Over the next decades, I returned regularly and witnessed Marrakesh’s transformation, as stylish travelers like Jackie Onassis and Talitha Getty replaced the hippies, and ramshackle palaces and riads in the medina were turned into chic boutique hotels. In 2002, I wound up buying and restoring a small house there and have called it my second home ever since. There are now several hundred riad hotels, each trying to out-design the next, and the big international brands—Mandarin Oriental, Four Seasons—are building resorts beyond the medina. Some insiders worry that Marrakesh is perilously close to being “over,” while others say this is the mark of a bold new era.

Marrakesh is essentially two cities: the medina, as the ancient walled Arab metropolis is called, and Guéliz, the name given to the part of town created by the French in 1913. South of Guéliz lies the residential neighborhood of Hivernage. While Guéliz has been somewhat overshadowed in the past decade by the rise of the medina, it is currently enjoying a bit of a renaissance itself. With its aging Art Deco villas, broad streets, and roundabouts, Guéliz is Morocco at its most Western.

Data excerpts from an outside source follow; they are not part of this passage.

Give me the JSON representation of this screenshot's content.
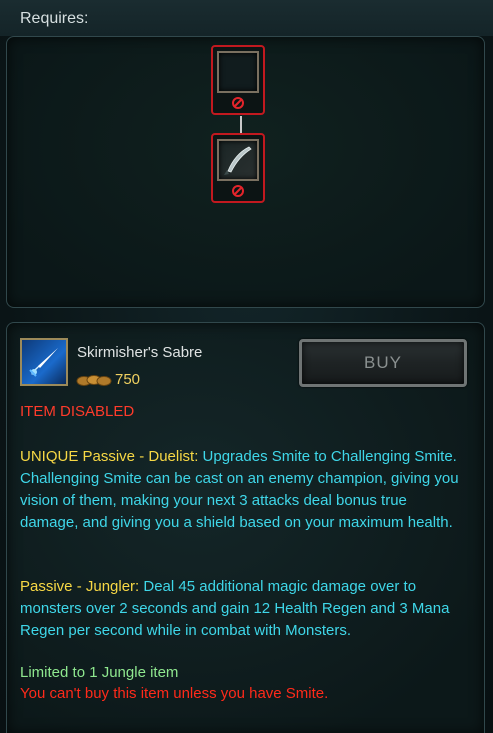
{
  "requires": {
    "title": "Requires:",
    "slots": [
      {
        "icon": "empty-slot-icon",
        "status": "disabled"
      },
      {
        "icon": "sabre-icon",
        "status": "disabled"
      }
    ]
  },
  "item": {
    "name": "Skirmisher's Sabre",
    "icon": "blue-sword-icon",
    "cost": "750",
    "buy_label": "BUY",
    "disabled_label": "ITEM DISABLED",
    "passives": [
      {
        "title": "UNIQUE Passive - Duelist:",
        "text": " Upgrades Smite to Challenging Smite. Challenging Smite can be cast on an enemy champion, giving you vision of them, making your next 3 attacks deal bonus true damage, and giving you a shield based on your maximum health."
      },
      {
        "title": "Passive - Jungler:",
        "text": "  Deal 45 additional magic damage over to monsters over 2 seconds and gain 12 Health Regen and 3 Mana Regen per second while in combat with Monsters."
      }
    ],
    "limited": "Limited to 1 Jungle item",
    "warning": "You can't buy this item unless you have Smite."
  },
  "colors": {
    "accent_gold": "#f7d845",
    "text_cyan": "#3fd7e9",
    "disabled_red": "#ff3b2b",
    "limited_green": "#8fe88f",
    "slot_border_red": "#c2191f"
  }
}
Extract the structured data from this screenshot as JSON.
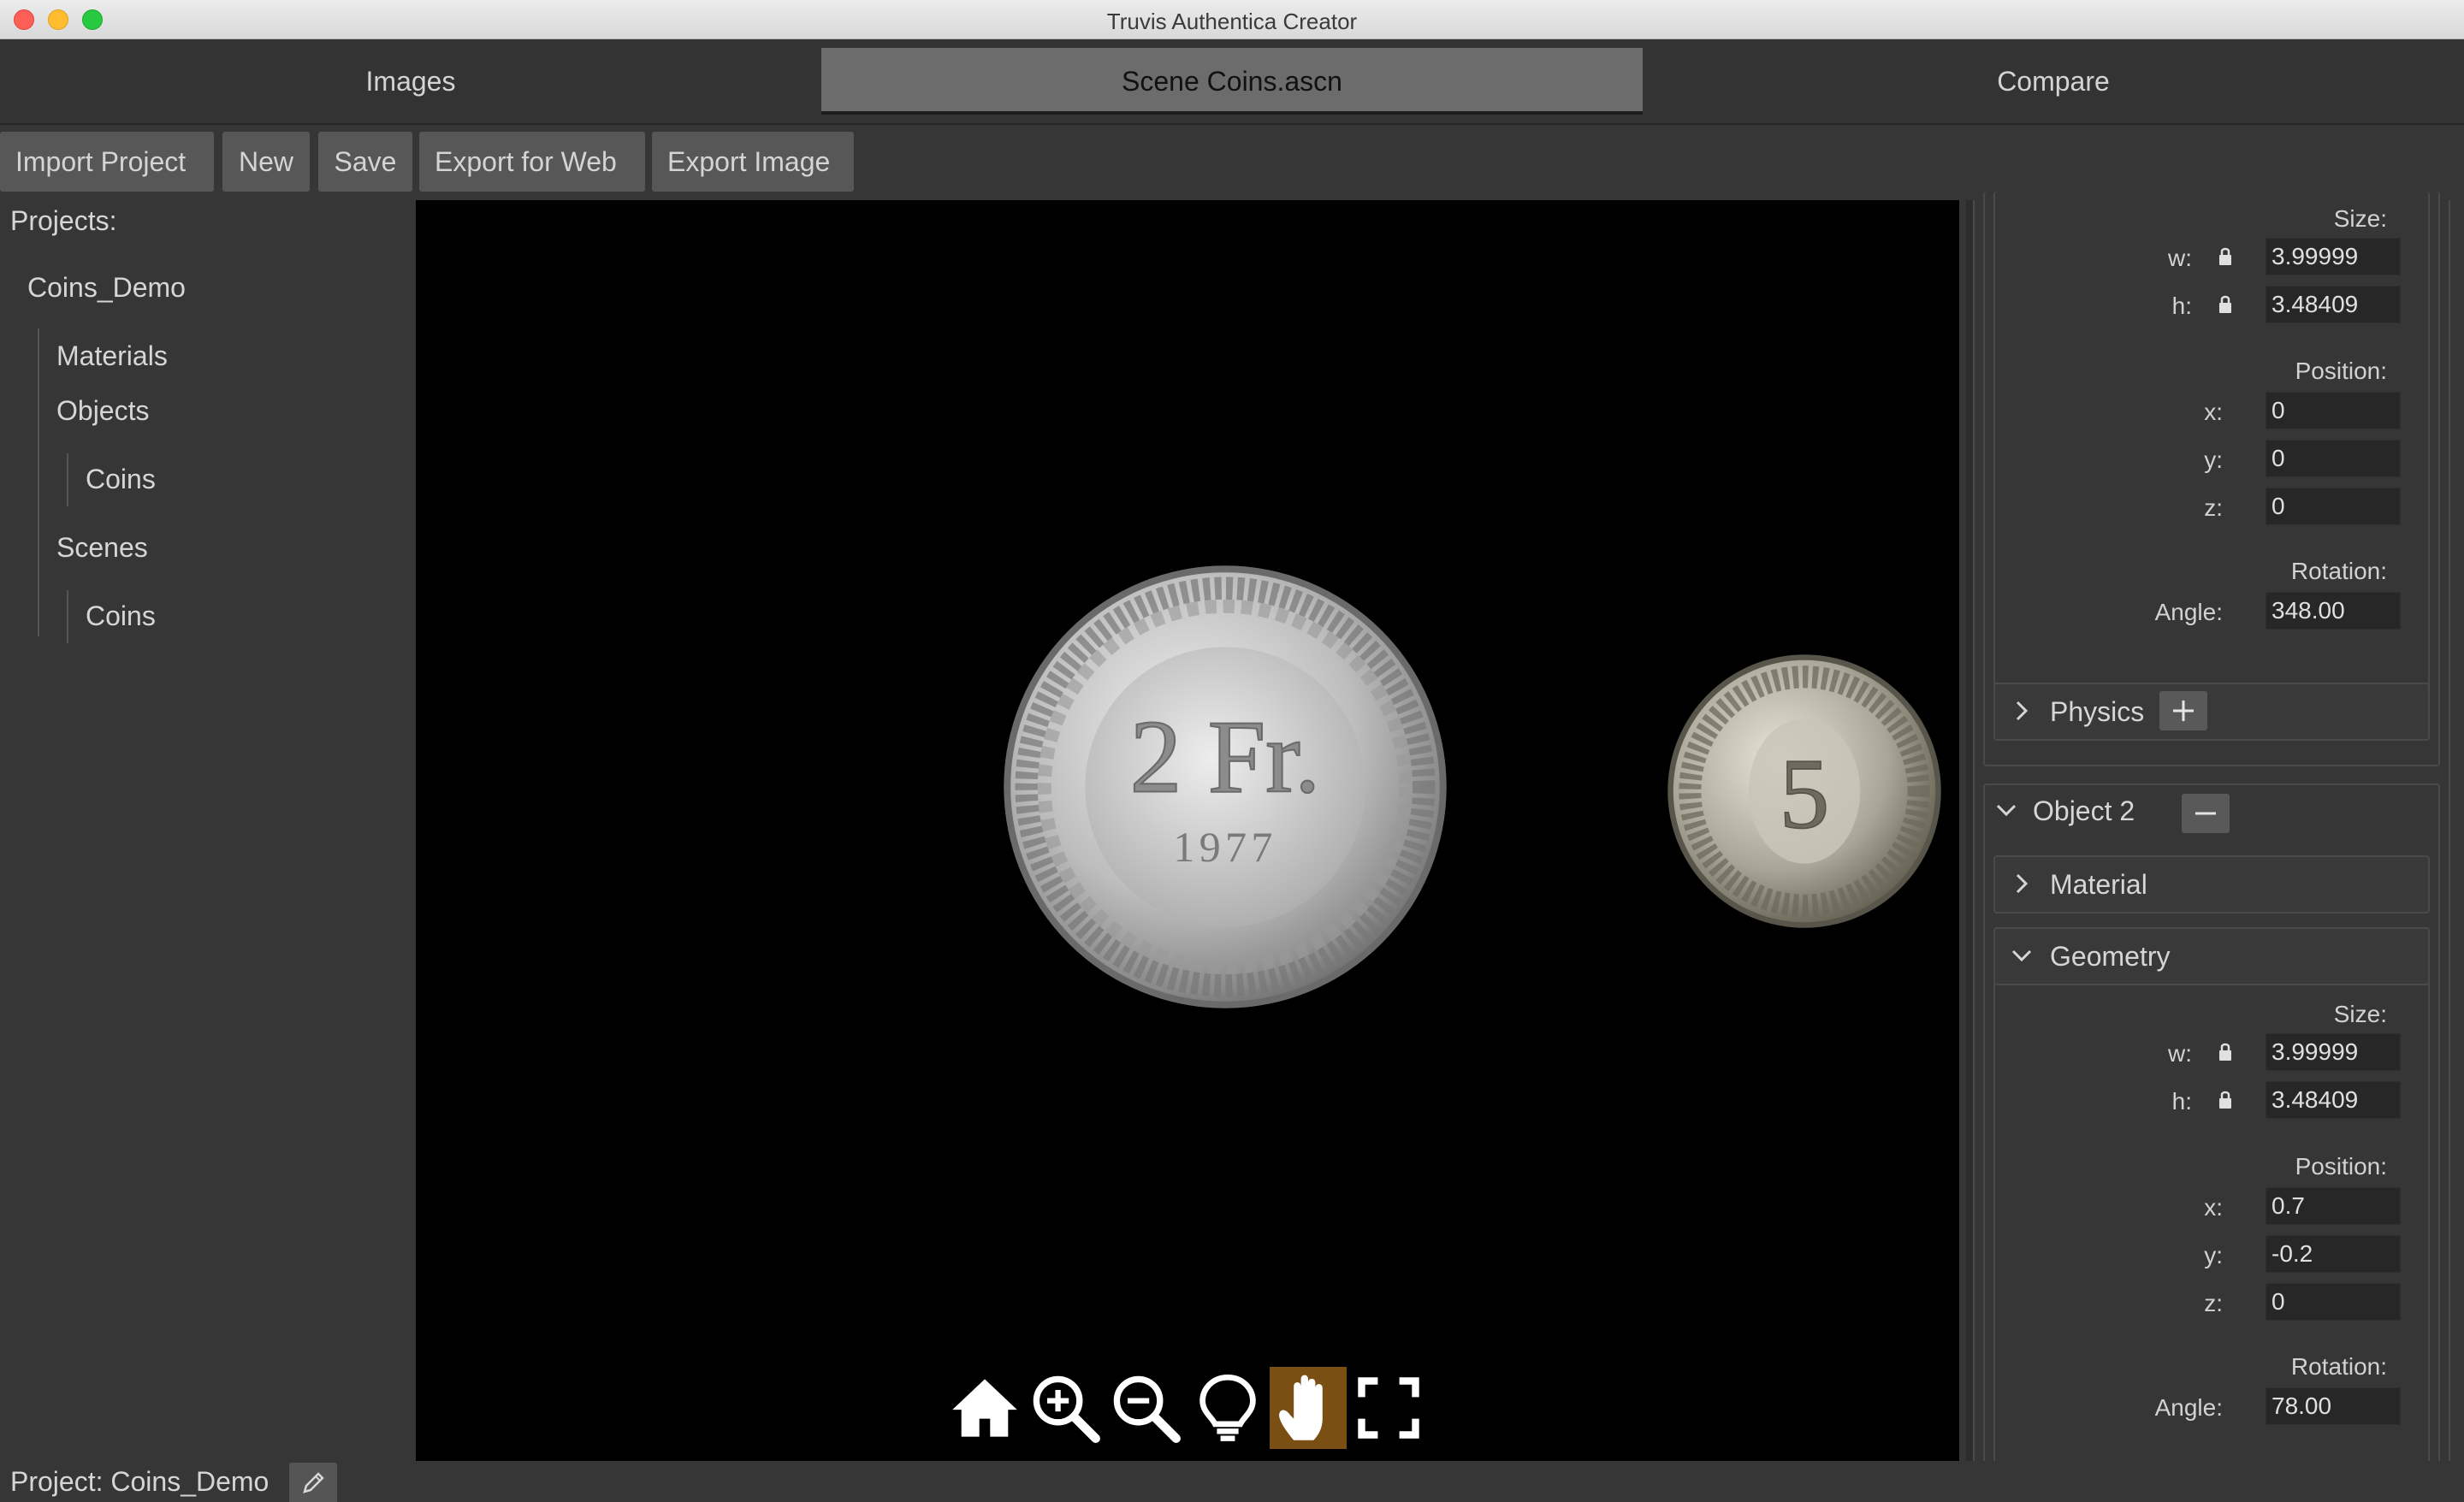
{
  "window": {
    "title": "Truvis Authentica Creator"
  },
  "tabs": [
    {
      "label": "Images"
    },
    {
      "label": "Scene Coins.ascn"
    },
    {
      "label": "Compare"
    }
  ],
  "toolbar": {
    "import_label": "Import Project",
    "new_label": "New",
    "save_label": "Save",
    "export_web_label": "Export for Web",
    "export_image_label": "Export Image"
  },
  "sidebar": {
    "heading": "Projects:",
    "project": "Coins_Demo",
    "materials": "Materials",
    "objects": "Objects",
    "objects_child": "Coins",
    "scenes": "Scenes",
    "scenes_child": "Coins"
  },
  "viewport": {
    "coin_big": {
      "value": "2 Fr.",
      "year": "1977"
    },
    "coin_small": {
      "value": "5"
    },
    "tools": [
      "home-icon",
      "zoom-in-icon",
      "zoom-out-icon",
      "lightbulb-icon",
      "hand-pan-icon",
      "fullscreen-icon"
    ],
    "active_tool_color": "#7a4f14"
  },
  "object1": {
    "geometry": {
      "size_label": "Size:",
      "w_label": "w:",
      "w": "3.99999",
      "h_label": "h:",
      "h": "3.48409",
      "position_label": "Position:",
      "x_label": "x:",
      "x": "0",
      "y_label": "y:",
      "y": "0",
      "z_label": "z:",
      "z": "0",
      "rotation_label": "Rotation:",
      "angle_label": "Angle:",
      "angle": "348.00"
    },
    "physics_label": "Physics"
  },
  "object2": {
    "title": "Object 2",
    "material_label": "Material",
    "geometry_label": "Geometry",
    "geometry": {
      "size_label": "Size:",
      "w_label": "w:",
      "w": "3.99999",
      "h_label": "h:",
      "h": "3.48409",
      "position_label": "Position:",
      "x_label": "x:",
      "x": "0.7",
      "y_label": "y:",
      "y": "-0.2",
      "z_label": "z:",
      "z": "0",
      "rotation_label": "Rotation:",
      "angle_label": "Angle:",
      "angle": "78.00"
    }
  },
  "status": {
    "text": "Project: Coins_Demo"
  }
}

A symbol of the area’s revival is the year-old Bab Hotel, a mini-Delanoesque homage to the Philippe Starck aesthetic: oversize flowerpots, billowy curtains, cool white public spaces. Its pebbled half-indoor/half-outdoor garden by the pool is a perfect spot for lunch, and the top-floor Skybab Bar, set with lounging mattresses, draws the cocktail crowd in the evenings.

The legendary La Mamounia, the city’s oldest hotel, lies on the border of the medina and Hivernage. The 1923 landmark recently reopened after a three-year closure, during which French designer Jacques Garcia reconsidered, reimagined, and rebuilt every square inch of the place. With its dark lobby niches, mauve velvet chairs, and hanging silk-shaded lamps, the new La Mamounia feels a little reminiscent of Costes (the hip Paris hotel Garcia designed in the 1990’s). But beyond the lobby, the classic La Mamounia remains—only better. The gardens have been enlarged, as has the pool, now the size of a small lake. And the suites show off the best of Moroccan craftsmanship—marble floors, mosaic-tiled walls, carved doors, and meticulously painted ceilings.